■Netyear Group <3622> Performance Trends
1. Summary of financial results for the interim period ending March 31, 2025
Financial results for the interim period ending 2025/3 were 1502 million yen, down 11.9% from the same period last year in terms of sales, 59 million yen (loss of 36 million yen in the same period last year), 59 million yen (loss of 36 million yen) in ordinary loss, and 132 million yen (loss of 27 million yen) in interim net loss. Although orders remained steady, the decrease in sales was due to the fact that the balance of orders received at the end of the previous fiscal year was 667 million yen and a low level compared to 909 million yen at the end of the 2023/3 fiscal year. The gross profit margin improved 0.2 points compared to the same period last year, and SG&A expenses also decreased 2.8% from the same period, making efforts to control costs, so operating losses only increased slightly. However, since an investment securities valuation loss of 90 million yen was recorded as an extraordinary loss, the interim net loss increased by 105 million yen compared to the same period last year. The acquisition price was recorded as a full valuation loss due to a decrease in the net assets of capital and business partner companies. However, business alliances are continuing, and certain results have been achieved, such as releasing joint development projects.
Sales trends by industry were 465 million yen, down 26.7% from the same period last year due to the end of large-scale projects for the NTT Group centered on NTT DATA. Also, the retail and restaurant industries decreased 13.7% to 492 million yen, and the service industry decreased 12.1% to 239 million yen, respectively, and to cover these declines, the same 34.2% increase to 304 million yen for other industries, but that could not be fully covered.
Looking at the factors for the increase and decrease in sales and administration costs, labor costs increased by 5 million yen compared to the same period last year, and others increased by 12 million yen due to recording development costs for new products, but payment fees decreased by 13 million yen and recruitment costs by 12 million yen, respectively. Recruiting new graduates increased by 1 from the previous year to 9, but recruitment costs decreased by suppressing mid-career recruitment. The number of employees at the end of the mid-term period seems to have increased slightly from 189 at the end of the previous fiscal year.
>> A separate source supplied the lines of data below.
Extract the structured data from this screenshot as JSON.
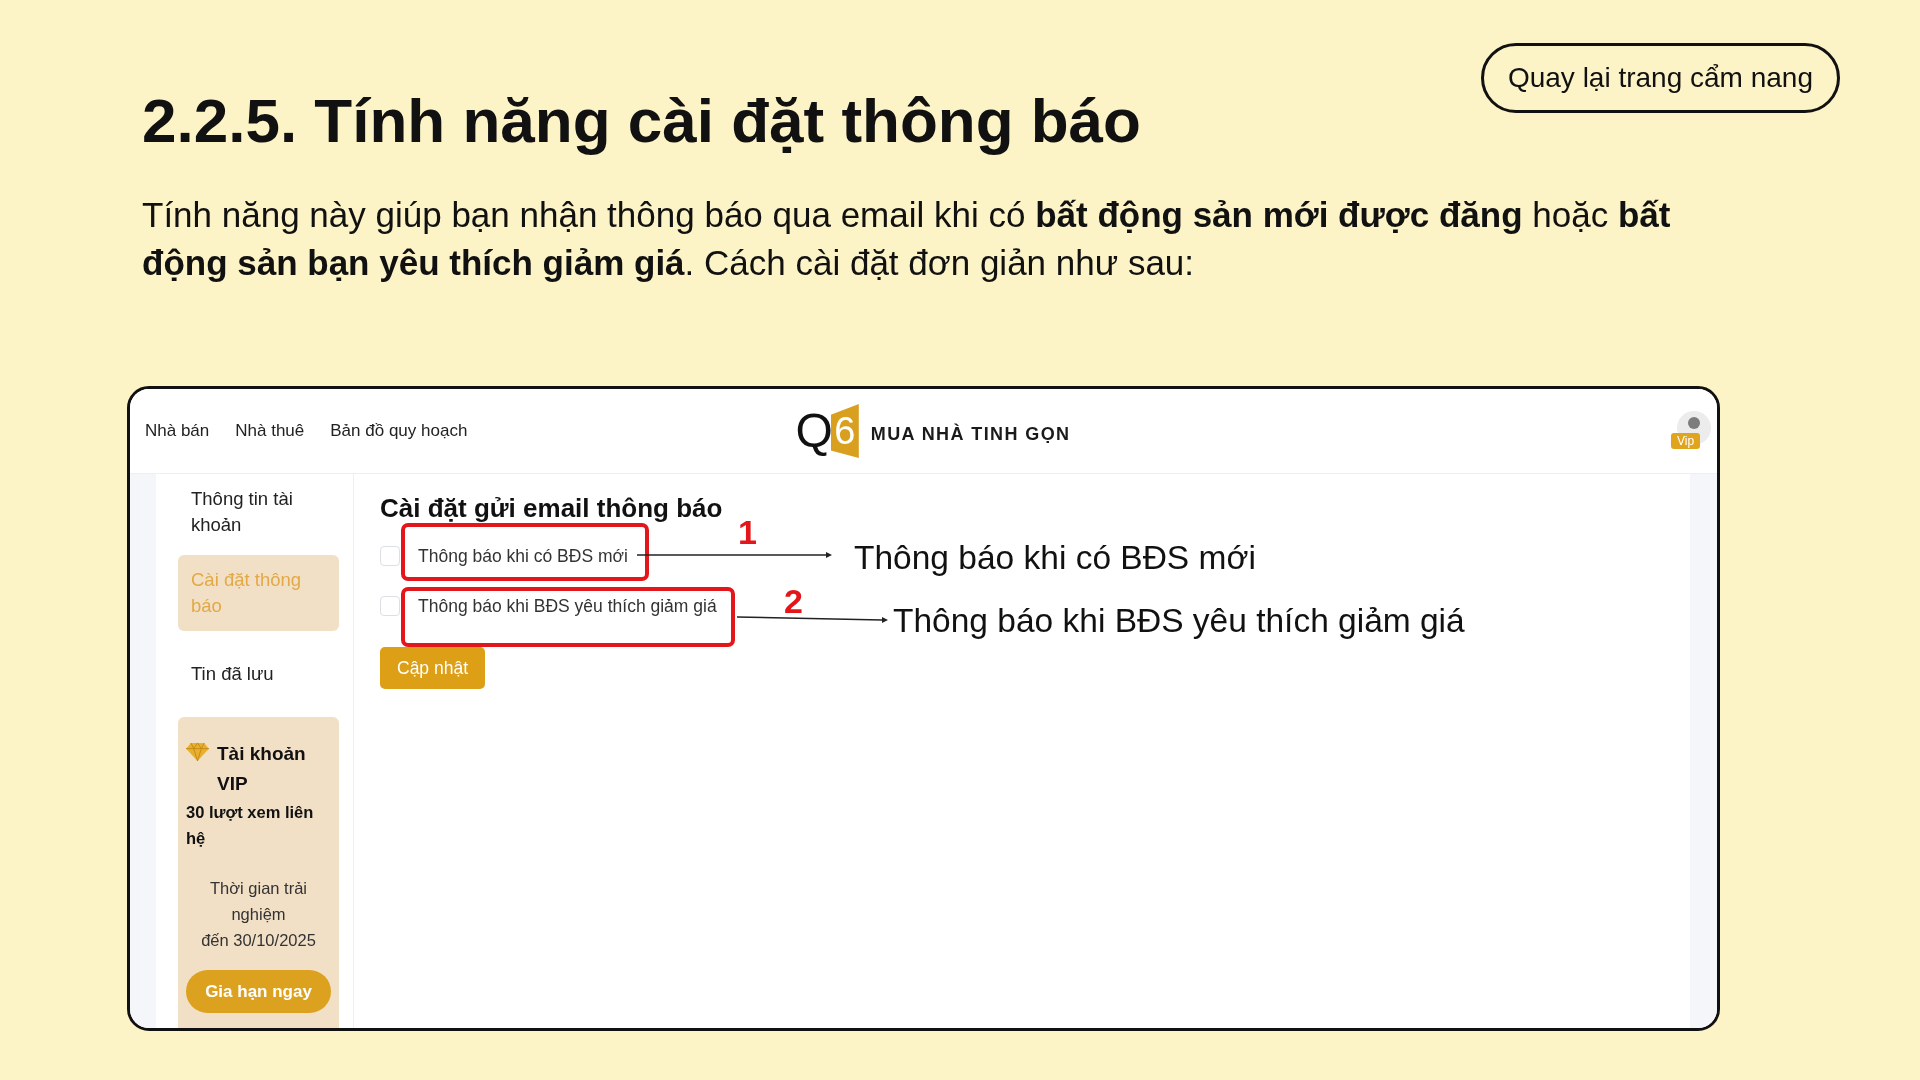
{
  "back_button": {
    "label": "Quay lại trang cẩm nang"
  },
  "title": "2.2.5. Tính năng cài đặt thông báo",
  "intro": "Tính năng này giúp bạn nhận thông báo qua email khi có **bất động sản mới được đăng** hoặc **bất động sản bạn yêu thích giảm giá**. Cách cài đặt đơn giản như sau:",
  "screenshot": {
    "nav": {
      "items": [
        {
          "label": "Nhà bán"
        },
        {
          "label": "Nhà thuê"
        },
        {
          "label": "Bản đồ quy hoạch"
        }
      ],
      "logo": {
        "letter": "Q",
        "digit": "6",
        "text": "MUA NHÀ TINH GỌN"
      },
      "account_badge": "Vip"
    },
    "sidebar": {
      "items": [
        {
          "label": "Thông tin tài khoản",
          "selected": false
        },
        {
          "label": "Cài đặt thông báo",
          "selected": true
        },
        {
          "label": "Tin đã lưu",
          "selected": false
        }
      ],
      "vip_card": {
        "title": "Tài khoản VIP",
        "views": "30 lượt xem liên hệ",
        "trial_lines": [
          "Thời gian trải nghiệm",
          "đến 30/10/2025"
        ],
        "button": "Gia hạn ngay"
      }
    },
    "settings": {
      "heading": "Cài đặt gửi email thông báo",
      "options": [
        {
          "label": "Thông báo khi có BĐS mới",
          "checked": false
        },
        {
          "label": "Thông báo khi BĐS yêu thích giảm giá",
          "checked": false
        }
      ],
      "button": "Cập nhật"
    }
  },
  "annotations": [
    {
      "number": "1",
      "text": "Thông báo khi có BĐS mới"
    },
    {
      "number": "2",
      "text": "Thông báo khi BĐS yêu thích giảm giá"
    }
  ]
}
The financial details are good with debt-free management and the capital adequacy ratio is in the 80% range
2. Financial Status and Management Indicators
As for the financial situation at the end of the interim period ending 2025/3, total assets decreased 296 million yen from the end of the previous fiscal year to 2892 million yen. As the main factors for the increase or decrease, cash and deposits decreased by 24 million yen, accounts receivable and contract assets decreased by 251 million yen, respectively, in fixed assets, investment securities decreased by 90 million yen, and deferred tax assets increased by 18 million yen.
Total liabilities decreased 121 million yen from the end of the previous fiscal year to 349 million yen. Accounts payable decreased by 82 million yen and bonus provisions by 14 million yen. Also, total net assets decreased by 174 million yen to 2542 million yen. Retained earnings declined due to the recording of an interim net loss of 132 million yen and dividend expenditure of 41 million yen.
As for management indicators, the capital adequacy ratio is maintained at a high level of 87.9%, and the management is debt-free, and cash and deposits have also secured a level of 2136 million yen where there is no problem based on the business scale, and it can be determined that financial details are in a healthy state. Going forward, it is our policy to allocate cash on hand for growth investments, including M&A alliances, and shareholder returns. The targets of M&A alliances are companies with advanced technology and human resources in the EC, AI, and big data fields. It is a strategy to efficiently expand the business by replenishing currently scarce resources with M&A alliances.